Sunday, November 1, 2009

Tears falling for lies turned upside down, lives turned inside out

Tired, cold, and wet after a long but fruitful search I took a wrong turn on my way home, passed by a bunch of run-down bars with seedy dark-skinned characters leering out the windows, and saw a row of homeless people, each inside his or her own mattress, taking refuge from the rain under an unnamed bridge. Even though I am lucky to say that it is by far the scariest sight I have ever seen, it's not so far from home, so the ride home seemed too long and my room seems colder than the rain. I am a little afraid of what this means and what effect it could have on me, but I don't want the memory to fade...

So today I finally admitted to myself that I am addicted to reading the funeral pages of people I don't know. I am still amazed at how the internet, but more specifically facebook, has become an outlet for the emotions that come with death and a way to keep a person's memory alive in your heart. The first I stumbled upon was Justin Yeo, who really only people from the class that graduated this past year knew I think, but there have been others (just now I was reading the facebook group for a girl named Grace Yu, which is why I thought of this topic). It is interesting that some people, particularly those who seem close to the person, use the present tense and/or give life updates, even if incredibly short or seemingly insignificant; I've even seen apologies for inconsistent writing (it was more than that, but still). But whoever the person is, without fail I cry at the testimonies people leave. Even knowing I will (tears are falling as I write this, not something I can help but I guess it's been an emotional day) I still read on, which is why I said that I am addicted. I have been blessed never to have been touched by the death of someone close to me, so maybe that is why, but I always receive a new perspective on life, and it is a constant reminder for me to try and be a positive force in the lives of the people around me, even if through the power of a smile every now and then. That's the only kind of life that I can think of as fulfilling.

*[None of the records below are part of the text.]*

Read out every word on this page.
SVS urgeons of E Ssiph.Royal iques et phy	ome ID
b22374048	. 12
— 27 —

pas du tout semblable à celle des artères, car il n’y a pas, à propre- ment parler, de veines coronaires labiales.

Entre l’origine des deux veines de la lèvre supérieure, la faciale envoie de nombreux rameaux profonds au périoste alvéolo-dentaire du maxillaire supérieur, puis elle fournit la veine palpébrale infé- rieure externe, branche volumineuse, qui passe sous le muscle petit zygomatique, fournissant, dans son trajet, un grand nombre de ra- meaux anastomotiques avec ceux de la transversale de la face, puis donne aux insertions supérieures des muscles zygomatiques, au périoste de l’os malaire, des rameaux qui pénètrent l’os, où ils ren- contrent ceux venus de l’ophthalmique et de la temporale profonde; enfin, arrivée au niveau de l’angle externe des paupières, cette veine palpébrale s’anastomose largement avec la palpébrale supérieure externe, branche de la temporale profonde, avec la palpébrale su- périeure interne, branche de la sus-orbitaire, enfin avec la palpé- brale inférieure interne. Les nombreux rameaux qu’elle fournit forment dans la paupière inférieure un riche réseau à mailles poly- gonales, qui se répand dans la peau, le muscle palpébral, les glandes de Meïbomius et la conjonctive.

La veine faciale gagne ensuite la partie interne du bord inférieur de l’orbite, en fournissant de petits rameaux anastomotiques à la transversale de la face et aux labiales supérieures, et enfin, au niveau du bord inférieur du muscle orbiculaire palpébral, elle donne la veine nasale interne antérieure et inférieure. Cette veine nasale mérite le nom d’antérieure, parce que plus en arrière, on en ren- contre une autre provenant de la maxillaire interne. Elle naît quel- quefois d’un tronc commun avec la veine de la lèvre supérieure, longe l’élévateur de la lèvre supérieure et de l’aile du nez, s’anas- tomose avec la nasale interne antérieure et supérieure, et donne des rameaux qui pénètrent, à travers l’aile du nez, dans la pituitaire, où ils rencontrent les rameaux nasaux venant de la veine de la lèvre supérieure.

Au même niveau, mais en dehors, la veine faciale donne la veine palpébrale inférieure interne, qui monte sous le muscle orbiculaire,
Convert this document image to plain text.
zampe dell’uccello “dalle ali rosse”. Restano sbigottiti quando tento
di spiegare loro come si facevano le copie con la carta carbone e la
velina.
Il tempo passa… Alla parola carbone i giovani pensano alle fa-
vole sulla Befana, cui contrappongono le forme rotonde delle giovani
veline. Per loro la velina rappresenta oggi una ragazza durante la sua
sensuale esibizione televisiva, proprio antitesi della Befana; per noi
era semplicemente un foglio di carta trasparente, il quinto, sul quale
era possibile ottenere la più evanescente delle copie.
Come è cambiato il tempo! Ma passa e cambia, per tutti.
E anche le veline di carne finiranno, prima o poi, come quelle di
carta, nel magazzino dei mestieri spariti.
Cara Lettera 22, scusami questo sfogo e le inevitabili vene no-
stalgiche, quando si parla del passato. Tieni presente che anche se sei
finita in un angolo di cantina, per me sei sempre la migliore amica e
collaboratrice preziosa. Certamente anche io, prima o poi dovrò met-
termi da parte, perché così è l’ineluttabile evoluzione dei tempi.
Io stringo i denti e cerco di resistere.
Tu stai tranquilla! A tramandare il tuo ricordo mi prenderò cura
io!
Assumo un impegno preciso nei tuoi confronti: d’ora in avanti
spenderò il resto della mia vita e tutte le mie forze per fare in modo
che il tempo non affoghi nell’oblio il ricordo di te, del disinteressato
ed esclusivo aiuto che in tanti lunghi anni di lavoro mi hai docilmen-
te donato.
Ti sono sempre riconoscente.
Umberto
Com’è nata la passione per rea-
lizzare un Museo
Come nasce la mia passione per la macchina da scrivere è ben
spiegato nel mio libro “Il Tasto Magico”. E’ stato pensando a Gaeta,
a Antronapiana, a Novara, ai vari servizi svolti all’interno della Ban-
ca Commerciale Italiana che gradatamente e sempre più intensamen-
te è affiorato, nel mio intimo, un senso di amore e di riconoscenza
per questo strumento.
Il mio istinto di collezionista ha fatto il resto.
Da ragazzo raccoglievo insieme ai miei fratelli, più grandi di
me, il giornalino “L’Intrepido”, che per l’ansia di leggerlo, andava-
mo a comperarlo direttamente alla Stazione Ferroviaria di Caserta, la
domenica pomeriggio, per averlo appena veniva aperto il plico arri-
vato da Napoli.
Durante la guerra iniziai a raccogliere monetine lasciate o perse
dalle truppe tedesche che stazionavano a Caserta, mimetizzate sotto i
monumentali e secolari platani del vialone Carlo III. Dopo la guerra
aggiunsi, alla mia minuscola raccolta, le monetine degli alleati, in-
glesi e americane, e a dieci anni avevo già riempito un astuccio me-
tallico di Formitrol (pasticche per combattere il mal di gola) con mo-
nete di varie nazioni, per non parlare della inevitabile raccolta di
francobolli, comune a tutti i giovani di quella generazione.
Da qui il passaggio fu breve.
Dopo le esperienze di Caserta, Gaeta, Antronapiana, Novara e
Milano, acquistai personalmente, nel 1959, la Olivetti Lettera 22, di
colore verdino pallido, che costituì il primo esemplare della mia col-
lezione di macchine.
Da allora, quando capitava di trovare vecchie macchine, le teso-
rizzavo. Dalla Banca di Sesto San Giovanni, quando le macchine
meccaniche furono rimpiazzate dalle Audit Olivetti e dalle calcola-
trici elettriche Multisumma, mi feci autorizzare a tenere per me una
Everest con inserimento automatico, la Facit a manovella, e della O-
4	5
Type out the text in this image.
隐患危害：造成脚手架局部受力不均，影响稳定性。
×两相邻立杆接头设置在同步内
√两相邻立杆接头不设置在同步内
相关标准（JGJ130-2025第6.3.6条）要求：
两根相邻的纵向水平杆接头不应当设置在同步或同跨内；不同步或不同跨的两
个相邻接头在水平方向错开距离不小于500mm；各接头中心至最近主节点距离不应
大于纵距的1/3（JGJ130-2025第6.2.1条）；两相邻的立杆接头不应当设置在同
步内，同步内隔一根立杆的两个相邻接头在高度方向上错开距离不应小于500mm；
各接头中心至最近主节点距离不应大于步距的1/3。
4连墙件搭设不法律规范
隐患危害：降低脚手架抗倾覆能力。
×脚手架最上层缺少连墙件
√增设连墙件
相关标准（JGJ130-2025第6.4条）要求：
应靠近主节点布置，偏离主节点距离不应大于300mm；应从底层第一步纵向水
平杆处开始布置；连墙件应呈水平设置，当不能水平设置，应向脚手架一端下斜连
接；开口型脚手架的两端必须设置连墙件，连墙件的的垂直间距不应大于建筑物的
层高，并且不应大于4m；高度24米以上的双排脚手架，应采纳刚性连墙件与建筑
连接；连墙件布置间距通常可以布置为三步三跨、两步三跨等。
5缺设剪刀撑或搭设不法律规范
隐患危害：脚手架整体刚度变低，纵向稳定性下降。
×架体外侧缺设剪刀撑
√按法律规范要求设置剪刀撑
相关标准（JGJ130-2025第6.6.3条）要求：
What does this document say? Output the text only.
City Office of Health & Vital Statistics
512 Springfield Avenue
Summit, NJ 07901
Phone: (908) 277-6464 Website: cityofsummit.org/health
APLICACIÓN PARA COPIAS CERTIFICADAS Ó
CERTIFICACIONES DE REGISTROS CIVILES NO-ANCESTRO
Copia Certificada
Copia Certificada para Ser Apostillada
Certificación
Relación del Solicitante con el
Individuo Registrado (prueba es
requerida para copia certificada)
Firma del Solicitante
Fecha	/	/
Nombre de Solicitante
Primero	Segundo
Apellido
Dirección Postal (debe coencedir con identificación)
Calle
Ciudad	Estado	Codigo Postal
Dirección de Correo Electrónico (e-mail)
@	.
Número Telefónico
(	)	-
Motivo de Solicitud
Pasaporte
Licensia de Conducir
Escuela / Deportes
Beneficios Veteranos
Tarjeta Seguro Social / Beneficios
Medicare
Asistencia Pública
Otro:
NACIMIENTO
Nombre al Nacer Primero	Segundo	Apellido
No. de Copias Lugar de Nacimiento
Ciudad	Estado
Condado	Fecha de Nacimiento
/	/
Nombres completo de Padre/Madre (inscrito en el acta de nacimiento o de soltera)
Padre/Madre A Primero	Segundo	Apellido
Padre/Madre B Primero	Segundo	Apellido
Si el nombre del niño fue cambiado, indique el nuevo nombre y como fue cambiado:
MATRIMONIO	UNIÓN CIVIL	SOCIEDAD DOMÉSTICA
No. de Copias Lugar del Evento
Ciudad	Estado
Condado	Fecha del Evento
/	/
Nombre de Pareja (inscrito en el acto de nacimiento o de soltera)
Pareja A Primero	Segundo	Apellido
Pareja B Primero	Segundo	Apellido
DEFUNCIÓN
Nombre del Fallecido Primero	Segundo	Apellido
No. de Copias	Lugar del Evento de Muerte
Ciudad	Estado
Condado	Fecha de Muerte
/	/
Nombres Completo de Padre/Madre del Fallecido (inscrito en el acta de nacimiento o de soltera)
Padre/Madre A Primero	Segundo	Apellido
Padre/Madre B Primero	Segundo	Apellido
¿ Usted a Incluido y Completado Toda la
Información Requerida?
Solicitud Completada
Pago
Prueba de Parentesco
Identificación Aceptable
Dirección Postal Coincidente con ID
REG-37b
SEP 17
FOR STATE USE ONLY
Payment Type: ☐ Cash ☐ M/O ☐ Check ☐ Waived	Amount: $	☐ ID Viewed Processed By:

Today was Haskins' first full day in Tokyo, I feel pretty bad for not having things planned out so well, not being able to really get out and have fun, to realize the sort of "magical fantasy land" Tokyo that may or may not be here. But still talking with him is/was good, and it makes me glad to remember that even with time and distance we still have a lot in common, still trust and can share with the other.
Melissa (I feel like I've started to use a lot of names lately haha) came up again, this time in response to my envy ("iinaa..." is how Haskins put it) of a few of my friends' situations and how much better they are handling them, of the potential they have and the outlooks they are taking on things (how much wiser they all seem!), but upon closer inspection those situations are totally different, right down to their motivations. They both seem to be pointing at the same thing, telling me something like so many things do nowadays, but apparently I'm good at ignoring those.
But anyway what I realized, or again admitted to myself, was that I am good at lying to myself for so many things, whether to protect my own feelings, forgive myself for being lazy, and especially to excuse the actions of others. All that needs to stop. And so, I made my decision. I WILL COLOR MY LIFE WITH THIS RELATIONSHIP, if only to remind myself of the overwhelming importance of friendship. No more running away, I will 強くなる。
He asked, will you still try to be her friend next year? And the answer I gave was I don't know. I've thought about all the "options", way too much, that was when I was going crazy, but the two big things that came into my mind then were "Is it even possible?" and "Even if it is, will I want to (is there, was there anything there to begin with?)?". And with that I find myself wandering down those halls of memory, guessing, wondering, dreaming, lying, again caught in one of those moments of weakness that make me want to even defriend her on facebook (free from those status updates and old pictures, could I be sane again?)... because actions and memories and sometimes even hobbies are all still linked pretty strongly, (it seems like you still think about it といわれちゃったed and it was painfully obvious and true) what am I to do? But I am tired of wondering, thinking, wasting my time here consumed when I could and should be out experiencing. So with the circles and perhaps pursuing (to use one of Haskins' words haha) a couple of friendships, I want to see how well I can adapt, forget, forgive, change... and maybe become a better light for other people...

I need to learn more about myself, what makes me tick, what really influences my likes and actions and wishes, if I don't examine especially in this period I don't think I can keep going. But I am slowly being reconnected, grounded in reality and this weekend has been really good for that, just gotta keep talking, don't forget I have the love and support of those around me, get to work stop being lazy and Explore!(Oh how that program, those people changed me!) everything there is around me in this wonderful, wonderful world.

1 comment:

  1. True. Learning about yourself is the start to being confident and living out a strong and healthy life. I learned it the hard way, but to be honest, if you don't learn it the hard way, then what you have gained is low-quality wisdom. Only through the toughest trials and the most dangerous tribulations will one really discover his inner self. You got a long way to go, but so do i, so do i...all we can now is support each other on the way. Eventually, things will play out.